Classic MT: Serfdom Alive and Well in Russia

A Foreign Ministry spokesman said the lack of protection under the Labor Code is a result of the two countries not having an agreement that outlines working conditions, which relieves both sides of any obligations.

“Such an agreement is currently in the works, and is about two-thirds ready,” the spokesman said. In the meantime, he said, the burden falls on regional authorities to work out the details of any agreement or contract, which are “often based on a very old framework that dates back to Soviet times.”

Yury Zhilkinsky, an official in the Science and Technology Ministry’s forestry department, said North Korean agents still keep a watchful eye over the discipline of the workers, and rule violators are sent home. “But because there are no regular trains, the hooligans are kept in a special intermediary point until a train is available,” he said, declining to elaborate on the nature of the “special intermediary point.”

“Salaries, medical care, and transportation to and from North Korea are the responsibility of the North Korean side, as is maintaining work discipline,” said Zhilkinsky.

“The Russian side only provides equipment [and the trees],” he said, adding, however, that when North Korean state management has difficulties with food supplies, the Russian side sends “the occasional railcar of pollock, and a few bags of rice.”

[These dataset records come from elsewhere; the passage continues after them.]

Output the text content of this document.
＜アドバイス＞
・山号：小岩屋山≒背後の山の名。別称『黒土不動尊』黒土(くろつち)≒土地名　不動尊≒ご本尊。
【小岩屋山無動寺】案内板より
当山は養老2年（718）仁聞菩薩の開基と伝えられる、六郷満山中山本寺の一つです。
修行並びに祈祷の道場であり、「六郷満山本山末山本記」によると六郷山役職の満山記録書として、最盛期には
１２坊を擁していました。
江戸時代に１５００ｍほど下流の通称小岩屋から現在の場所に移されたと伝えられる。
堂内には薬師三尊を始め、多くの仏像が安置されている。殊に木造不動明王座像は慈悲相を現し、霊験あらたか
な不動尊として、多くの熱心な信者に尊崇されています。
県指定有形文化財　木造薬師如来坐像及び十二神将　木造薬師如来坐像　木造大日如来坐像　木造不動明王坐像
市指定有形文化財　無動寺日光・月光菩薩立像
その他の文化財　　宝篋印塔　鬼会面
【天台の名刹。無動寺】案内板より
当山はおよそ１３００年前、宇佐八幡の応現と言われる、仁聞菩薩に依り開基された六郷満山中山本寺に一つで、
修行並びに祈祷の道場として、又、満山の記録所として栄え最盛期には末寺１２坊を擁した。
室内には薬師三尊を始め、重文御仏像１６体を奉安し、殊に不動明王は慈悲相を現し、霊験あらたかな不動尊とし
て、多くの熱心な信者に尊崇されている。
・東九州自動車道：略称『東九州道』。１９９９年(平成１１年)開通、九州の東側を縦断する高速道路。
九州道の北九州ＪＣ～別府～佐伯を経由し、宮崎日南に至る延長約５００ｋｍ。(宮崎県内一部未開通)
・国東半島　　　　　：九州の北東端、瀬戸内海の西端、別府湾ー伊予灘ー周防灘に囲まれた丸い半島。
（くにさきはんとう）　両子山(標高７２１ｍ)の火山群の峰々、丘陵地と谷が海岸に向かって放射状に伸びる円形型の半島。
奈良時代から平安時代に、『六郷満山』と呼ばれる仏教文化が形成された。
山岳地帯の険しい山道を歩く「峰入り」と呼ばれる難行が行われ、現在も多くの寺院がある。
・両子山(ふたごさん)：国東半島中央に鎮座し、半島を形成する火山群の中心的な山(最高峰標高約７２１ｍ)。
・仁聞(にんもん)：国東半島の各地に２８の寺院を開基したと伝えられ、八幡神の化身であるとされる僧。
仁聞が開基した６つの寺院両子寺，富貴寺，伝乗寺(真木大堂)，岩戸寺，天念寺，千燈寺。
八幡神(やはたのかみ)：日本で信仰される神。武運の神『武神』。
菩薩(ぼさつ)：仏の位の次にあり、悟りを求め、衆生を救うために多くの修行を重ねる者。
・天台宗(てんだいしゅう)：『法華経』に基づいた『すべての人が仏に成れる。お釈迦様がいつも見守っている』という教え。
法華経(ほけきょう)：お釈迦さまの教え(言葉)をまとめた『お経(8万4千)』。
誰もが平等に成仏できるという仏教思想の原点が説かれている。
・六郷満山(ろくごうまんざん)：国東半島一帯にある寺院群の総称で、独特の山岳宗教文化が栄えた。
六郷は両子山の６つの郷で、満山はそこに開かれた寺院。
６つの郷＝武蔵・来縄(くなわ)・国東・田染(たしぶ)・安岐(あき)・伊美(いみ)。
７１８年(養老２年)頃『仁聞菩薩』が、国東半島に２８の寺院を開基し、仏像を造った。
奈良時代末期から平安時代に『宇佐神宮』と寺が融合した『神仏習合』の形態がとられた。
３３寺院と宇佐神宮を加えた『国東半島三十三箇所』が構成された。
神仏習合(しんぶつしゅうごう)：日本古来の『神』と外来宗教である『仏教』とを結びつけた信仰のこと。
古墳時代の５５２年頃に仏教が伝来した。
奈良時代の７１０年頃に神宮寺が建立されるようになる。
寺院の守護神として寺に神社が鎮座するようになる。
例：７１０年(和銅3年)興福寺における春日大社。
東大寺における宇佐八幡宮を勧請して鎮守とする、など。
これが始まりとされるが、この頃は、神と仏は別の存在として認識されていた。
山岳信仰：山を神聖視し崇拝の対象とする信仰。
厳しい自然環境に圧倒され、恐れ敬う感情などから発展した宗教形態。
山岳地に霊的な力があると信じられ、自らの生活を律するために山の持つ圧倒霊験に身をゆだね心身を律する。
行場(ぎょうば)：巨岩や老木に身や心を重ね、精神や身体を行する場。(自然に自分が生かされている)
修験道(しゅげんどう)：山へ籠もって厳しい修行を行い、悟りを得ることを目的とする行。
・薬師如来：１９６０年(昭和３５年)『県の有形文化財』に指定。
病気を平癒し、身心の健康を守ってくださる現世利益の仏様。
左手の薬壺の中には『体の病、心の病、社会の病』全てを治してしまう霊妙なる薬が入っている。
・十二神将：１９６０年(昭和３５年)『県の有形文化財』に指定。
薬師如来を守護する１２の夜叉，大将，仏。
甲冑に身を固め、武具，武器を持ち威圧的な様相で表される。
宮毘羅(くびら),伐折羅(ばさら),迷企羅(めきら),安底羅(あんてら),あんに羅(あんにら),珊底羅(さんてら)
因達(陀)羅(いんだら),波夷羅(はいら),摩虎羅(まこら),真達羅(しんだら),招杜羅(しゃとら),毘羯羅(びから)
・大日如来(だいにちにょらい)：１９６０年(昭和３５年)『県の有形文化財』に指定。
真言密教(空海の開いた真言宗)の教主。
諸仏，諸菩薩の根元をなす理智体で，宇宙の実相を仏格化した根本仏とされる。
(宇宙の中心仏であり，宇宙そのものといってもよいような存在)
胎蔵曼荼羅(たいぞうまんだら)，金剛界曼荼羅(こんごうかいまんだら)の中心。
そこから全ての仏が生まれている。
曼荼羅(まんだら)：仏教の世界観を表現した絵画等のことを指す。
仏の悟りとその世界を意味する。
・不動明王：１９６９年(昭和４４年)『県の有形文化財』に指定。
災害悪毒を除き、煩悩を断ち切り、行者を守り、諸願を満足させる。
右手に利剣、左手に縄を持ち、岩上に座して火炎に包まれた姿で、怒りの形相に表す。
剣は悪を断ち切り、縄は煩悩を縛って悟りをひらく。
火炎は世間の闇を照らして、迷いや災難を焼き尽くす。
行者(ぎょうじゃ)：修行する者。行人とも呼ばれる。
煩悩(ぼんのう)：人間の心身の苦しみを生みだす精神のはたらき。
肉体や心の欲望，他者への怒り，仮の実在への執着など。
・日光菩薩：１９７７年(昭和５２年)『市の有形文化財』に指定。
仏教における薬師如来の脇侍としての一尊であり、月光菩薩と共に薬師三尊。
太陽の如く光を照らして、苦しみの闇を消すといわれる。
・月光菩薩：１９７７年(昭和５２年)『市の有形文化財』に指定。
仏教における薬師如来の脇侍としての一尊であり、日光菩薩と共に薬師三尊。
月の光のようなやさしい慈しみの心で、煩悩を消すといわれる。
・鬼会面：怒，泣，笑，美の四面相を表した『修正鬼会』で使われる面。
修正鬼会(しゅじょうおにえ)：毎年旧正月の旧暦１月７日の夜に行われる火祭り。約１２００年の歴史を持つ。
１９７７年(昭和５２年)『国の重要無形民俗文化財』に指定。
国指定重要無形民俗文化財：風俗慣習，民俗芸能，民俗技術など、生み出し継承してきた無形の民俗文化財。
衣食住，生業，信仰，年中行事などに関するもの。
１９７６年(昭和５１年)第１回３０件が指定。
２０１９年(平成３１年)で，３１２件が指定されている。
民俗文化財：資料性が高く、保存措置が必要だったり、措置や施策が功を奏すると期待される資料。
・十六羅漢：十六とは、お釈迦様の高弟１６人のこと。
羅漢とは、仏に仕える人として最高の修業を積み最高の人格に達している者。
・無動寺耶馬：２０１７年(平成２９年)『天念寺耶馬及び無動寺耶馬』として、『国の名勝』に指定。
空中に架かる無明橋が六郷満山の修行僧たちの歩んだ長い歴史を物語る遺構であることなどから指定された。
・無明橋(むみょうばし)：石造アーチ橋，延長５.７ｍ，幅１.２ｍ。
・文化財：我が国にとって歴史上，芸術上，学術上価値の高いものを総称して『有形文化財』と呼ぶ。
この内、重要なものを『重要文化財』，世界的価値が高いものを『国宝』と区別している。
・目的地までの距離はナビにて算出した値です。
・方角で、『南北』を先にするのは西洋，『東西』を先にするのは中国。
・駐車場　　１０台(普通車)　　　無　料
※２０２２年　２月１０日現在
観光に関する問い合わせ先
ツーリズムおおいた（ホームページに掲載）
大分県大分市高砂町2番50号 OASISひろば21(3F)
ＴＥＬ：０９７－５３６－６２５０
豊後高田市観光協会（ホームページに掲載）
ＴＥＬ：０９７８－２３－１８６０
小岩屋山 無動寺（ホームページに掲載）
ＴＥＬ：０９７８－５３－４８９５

“The Koreans seem to like pollock a lot,” Zhilkinsky said. Pollock is a variety of codfish.

Officials in Krasnoyarsk said there were at least a thousand North Korean construction workers in the region who are valued because they are cheap.

The North Korean company Renrado, however, claims to pay its workers, who are under strict supervision across Siberia and the Far East, between $500 and $800 a month. The average salary in Russia is about $100, while freelance construction workers in cash-rich Moscow rarely manage to pull in $300.

North Koreans are working with the permission of their government in European Russia as well. There are dozens of small groups of North Korean sharecroppers 170 kilometers south of Moscow, in the Kaluga region, said Nikolai Kamensky, the local administration official responsible for external economic relations.

Local agricultural enterprises assign the groups a plot of land and take a percentage of the harvest — a practice found in many other regions, Kamensky said.